Investigating Kinematics Of Folding From Sandbox Experiments

We analyze the kinematics of folding using sandbox experiments in order to provide guidelines to interpret uplift rates revealed by alluvial or fluvial terraces deformed by fault propagation folds. The experiment consists of sand layers intercalated with low friction glass beads layers over an horizontal rigid basement, pushed by a moving backstop. The total thickness, h, is 80 pixels (1m). The basal friction angle is estimated to 20°. Deformation along the cross section is monitored from a video system. The displacement field between two images is measured from the optical flow technique. This set-up allows describing quantitatively the development of a nascent fold formed at front of a propagating décollement.

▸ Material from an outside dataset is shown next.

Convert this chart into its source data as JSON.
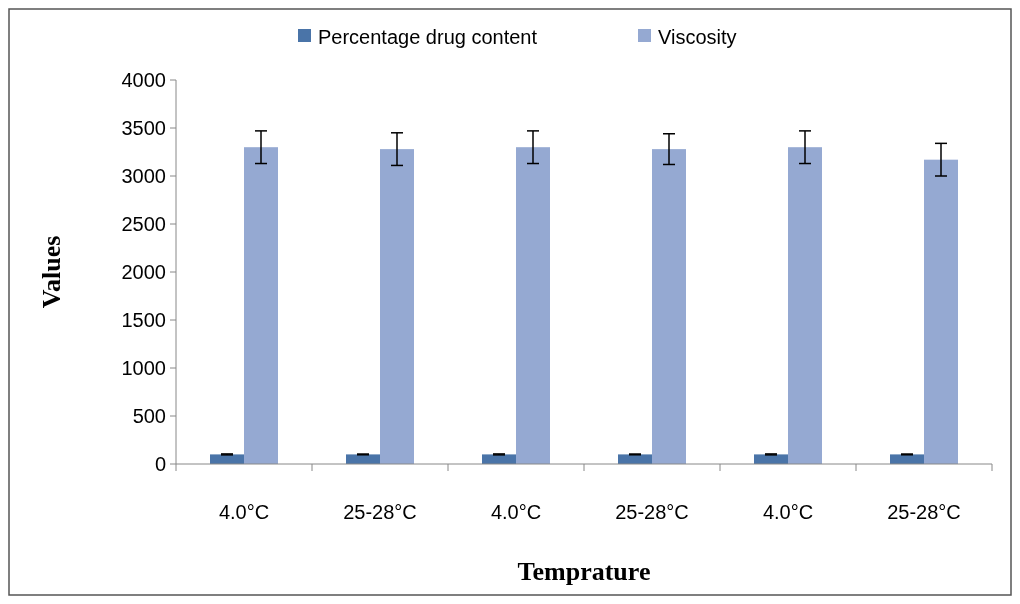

The experiment shows that in the early stage, when cumulative shortening is less than 2h/3, slip along the décollement tapers gradually to zero and the displacement gradient is absorbed by distributed deformation of the overlying medium. In this stage, horizontal displacements decrease linearly with distance. Vertical displacements reflect a nearly symmetrical mode of folding, with displacements varying linearly between relatively well defined hinges. When the cumulative slip on the décollement exceeds about 2h/3 deformation tends to become localized on a few discrete shear bands. When deformation exceeds h deformation is fully localized on a single frontal ramp reaching the surface. At this stage the fault geometry does not evolve any more and the hanging wall deforms by simple shear as it overthrusts the flat-ramp system. The ratio between maximum uplift rate and horizontal shortening rate increases until deformation gets fully localized, and then drops to a constant value imposed by the fault geometry. As long as strain localization is not fully established the sand layers experience a combination of thickening and horizontal shortening which induce gradual rotation of the backlimb and forelimb of the growing fold. During that stage the relationship between uplift rate and shortening rate depends on cumulative deformation. We propose an analytical expression that reproduces this behavior. The kinematics observed in these experiments might be used to relate finite deformation and incremental folding in the case of fault-propagation folds and hence derive shortening rate from deformed recent markers.